There are many medical treatments that people cannot obtain or administer without a doctor. Opioid pain relief is one of them. The risk of addiction to narcotic painkillers and the potential for abuse is so significant that people cannot access these medications without a prescription.
The doctors who prescribe these drugs are subject to strict oversight regarding their prescribing practices. Unfortunately, a doctor may put compliance with drug regulations ahead of what is best for their patients.
Did a doctor’s poor management of an opioid prescription lead to an overdose or an addiction issue affecting your family?
How doctors contribute to the opioid crisis
There is no question that narcotic pain relief is often necessary for people. Those recovering from car crashes or dealing with spinal degeneration need something to make daily life tolerable, for instance. Unfortunately, people quickly become dependent on opioids and develop a tolerance.
Doctors who want their patients to stop taking these medications need to taper them off of the prescription. Physicians should monitor their patients as they receive fewer pills and lower doses of the medication toward the end of their treatment.

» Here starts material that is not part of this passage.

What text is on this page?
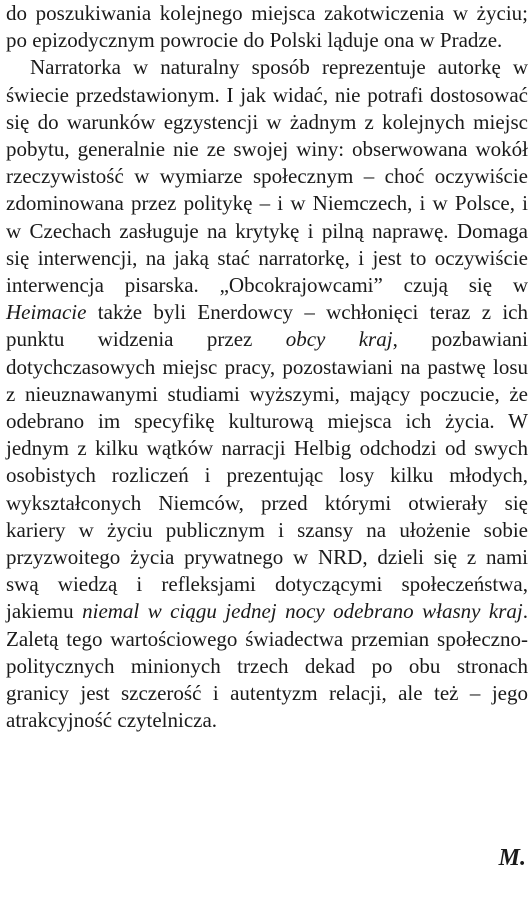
do poszukiwania kolejnego miejsca zakotwiczenia w życiu; po epizodycznym powrocie do Polski ląduje ona w Pradze.

Narratorka w naturalny sposób reprezentuje autorkę w świecie przedstawionym. I jak widać, nie potrafi dostosować się do warunków egzystencji w żadnym z kolejnych miejsc pobytu, generalnie nie ze swojej winy: obserwowana wokół rzeczywistość w wymiarze społecznym – choć oczywiście zdominowana przez politykę – i w Niemczech, i w Polsce, i w Czechach zasługuje na krytykę i pilną naprawę. Domaga się interwencji, na jaką stać narratorkę, i jest to oczywiście interwencja pisarska. „Obcokrajowcami” czują się w Heimacie także byli Enerdowcy – wchłonięci teraz z ich punktu widzenia przez obcy kraj, pozbawiani dotychczasowych miejsc pracy, pozostawiani na pastwę losu z nieuznawanymi studiami wyższymi, mający poczucie, że odebrano im specyfikę kulturową miejsca ich życia. W jednym z kilku wątków narracji Helbig odchodzi od swych osobistych rozliczeń i prezentując losy kilku młodych, wykształconych Niemców, przed którymi otwierały się kariery w życiu publicznym i szansy na ułożenie sobie przyzwoitego życia prywatnego w NRD, dzieli się z nami swą wiedzą i refleksjami dotyczącymi społeczeństwa, jakiemu niemal w ciągu jednej nocy odebrano własny kraj. Zaletą tego wartościowego świadectwa przemian społeczno-politycznych minionych trzech dekad po obu stronach granicy jest szczerość i autentyzm relacji, ale też – jego atrakcyjność czytelnicza.

M.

A doctor who doesn’t taper a patient off of their medication properly could leave someone still dependent on their medication or in severe pain at the end of their treatment. These people may turn to unregulated sources for their medication, with potentially tragic results.
Improper prescription practices, especially opioid prescription management and oversight, can be forms of medical malpractice. Acknowledging the impact of medical mistakes can help you seek justice when a doctor hurt someone instead of helping them.